Le processus de réinsertion : entre succès et échecs
La réinsertion sociale des femmes exclues de leurs communautés a été mise en œuvre par la CJP, qui dispose d’une grande expérience dans cette stratégie. Cette activité va mobiliser les animateurs, appelés parajuristes, issus des catéchistes et des fidèles engagés dans les églises des différentes localités. Ils ont bénéficié d’une formation de cinq jours sur la médiation et la résolution des conflits. La réinsertion sociale relève d’un système complexe de négociation qui prend ancrage au niveau de deux échelles de vie (communauté et familles) et mobilise plusieurs acteurs. Le graphique ci-dessous présente le flux des femmes réinsérées dans les communautés de base.

Figure 1 : Nombre de femmes réinsérées dans les communautés de base de 2012 à 2024 dans la paroisse de Boussé
Source : Enquête de terrain, octobre 2024
Le graphique montre que le nombre de femmes réinsérées dans les familles paraît dérisoire chaque année. En analysant les archives des parajuristes, hormis l’année 2013 avec 9 femmes, les chiffres oscillent entre 4 et 1 par an, laissant déjà percevoir l’influence des dimensions contextuelles et des obstacles à la réinsertion sociale.
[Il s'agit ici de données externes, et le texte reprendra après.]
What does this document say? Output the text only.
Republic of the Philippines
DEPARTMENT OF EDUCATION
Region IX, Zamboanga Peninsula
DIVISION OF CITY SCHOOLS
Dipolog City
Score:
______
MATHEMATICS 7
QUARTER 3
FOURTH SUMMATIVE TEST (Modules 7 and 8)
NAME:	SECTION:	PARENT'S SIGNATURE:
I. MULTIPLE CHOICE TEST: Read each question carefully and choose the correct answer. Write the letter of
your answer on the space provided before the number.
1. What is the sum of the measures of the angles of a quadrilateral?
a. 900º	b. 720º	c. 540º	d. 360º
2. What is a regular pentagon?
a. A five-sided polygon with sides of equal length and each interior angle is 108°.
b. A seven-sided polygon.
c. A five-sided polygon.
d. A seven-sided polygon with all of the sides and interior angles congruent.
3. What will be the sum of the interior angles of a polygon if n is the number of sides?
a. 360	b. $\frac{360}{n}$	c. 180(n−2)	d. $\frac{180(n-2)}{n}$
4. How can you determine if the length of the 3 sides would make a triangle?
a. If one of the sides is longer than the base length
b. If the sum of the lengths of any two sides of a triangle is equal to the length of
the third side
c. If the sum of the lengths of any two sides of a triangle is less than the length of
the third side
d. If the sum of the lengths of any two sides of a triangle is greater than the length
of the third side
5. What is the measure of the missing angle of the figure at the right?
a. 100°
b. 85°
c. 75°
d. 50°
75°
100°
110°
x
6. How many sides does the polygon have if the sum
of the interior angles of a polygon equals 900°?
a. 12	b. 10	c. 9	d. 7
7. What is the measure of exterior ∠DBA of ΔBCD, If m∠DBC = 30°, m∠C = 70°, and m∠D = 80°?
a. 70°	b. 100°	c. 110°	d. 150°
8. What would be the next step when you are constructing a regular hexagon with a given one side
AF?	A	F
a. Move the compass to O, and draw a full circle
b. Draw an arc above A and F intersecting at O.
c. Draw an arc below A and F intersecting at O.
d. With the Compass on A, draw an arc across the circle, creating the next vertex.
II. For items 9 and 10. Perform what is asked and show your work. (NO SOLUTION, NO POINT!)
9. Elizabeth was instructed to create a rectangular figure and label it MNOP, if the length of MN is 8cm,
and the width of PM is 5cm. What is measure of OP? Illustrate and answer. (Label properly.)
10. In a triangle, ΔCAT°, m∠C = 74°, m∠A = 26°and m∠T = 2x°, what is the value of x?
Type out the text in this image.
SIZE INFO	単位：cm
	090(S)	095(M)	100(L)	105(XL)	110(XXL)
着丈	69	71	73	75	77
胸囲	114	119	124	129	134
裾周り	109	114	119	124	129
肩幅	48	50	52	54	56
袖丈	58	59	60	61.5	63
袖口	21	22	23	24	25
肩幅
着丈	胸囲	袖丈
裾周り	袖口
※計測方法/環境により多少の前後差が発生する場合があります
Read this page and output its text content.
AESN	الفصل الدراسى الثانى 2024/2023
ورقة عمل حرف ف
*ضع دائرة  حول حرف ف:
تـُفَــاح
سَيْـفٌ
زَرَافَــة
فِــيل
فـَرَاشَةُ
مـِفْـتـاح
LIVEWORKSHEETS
Les facteurs de réussite d’une réinsertion sociale
Le processus de réinsertion comporte plusieurs étapes, très chronophages. Les cas réussis de réinsertion sociale mettent en lumière les rôles des enfants, des chefs locaux et des médiateurs, agissant parfois dans l’ombre. Une première étape consiste à identifier les femmes qui expriment le désir de retourner chez elles. Au cours de cette phase, les informations concernant le village d’origine, l’identité des parents et surtout des plus proches – en l’occurrence les enfants, les petits-enfants et les accusateurs – sont collectées par le parajuriste. Cette collecte préliminaire se fait avec l’aide des travailleurs sociaux du centre. Les médiations et les négociations constituent la seconde étape. Elles sont menées auprès des détenteurs d’enjeux de pouvoir dans la localité d’origine de la femme : le chef de village, les responsables religieux (imams, catéchistes, pasteurs), et parfois les personnalités politiques. C’est un moment très critique qui nécessite une maîtrise de l’art de la parole, une connaissance des us et coutumes de la localité et beaucoup d’engagement personnel. Une animatrice raconte son expérience de médiation :
Quand je partais au centre pour l’identification des femmes de la localité qui veulent retourner dans leur village, j’ai été particulièrement interpelée plusieurs fois et avec insistance par une femme d’un village situé à quelque 50 km de Ouagadougou. Elle n’a cessé de me répéter « tu fais réinsérer les femmes et tu me laisses ici ». Finalement, j’ai contacté son fils, celui-ci donne son accord mais me demande de prendre l’avis de son père, qui du reste était le chef de village. Ce fut compliqué ! Les négociations ont pris presque trois ans. On a parlé ! On a parlé… On a mobilisé l’appui des personnes ressources en demandant de dire au mari de la femme accusée de ne plus revenir sur les circonstances du décès de l’enfant [déclencheur de l’accusation], car nous venons pour demander son pardon. Un jour, la pluie nous a battus. Il était dans son champ, je me suis agenouillée à terre pour demander son pardon… Il y a eu un moment où l’on a voulu arrêter la négociation, mais… Un jour, je lui ai dit : « En tant que chef du village, vous arrangez les problèmes des autres et vous refusez de régler un problème de votre famille. » C’est ce jour, il a donné son accord pour que la femme revienne mais pas dans sa cour : « Son fils peut la recevoir dans sa cour sise dans la zone urbaine de la commune, étant donné qu’il a une femme et des enfants. Seulement, elle ne peut plus revenir dans ma propre cour. » (Entretien avec un parajuriste, octobre 2024)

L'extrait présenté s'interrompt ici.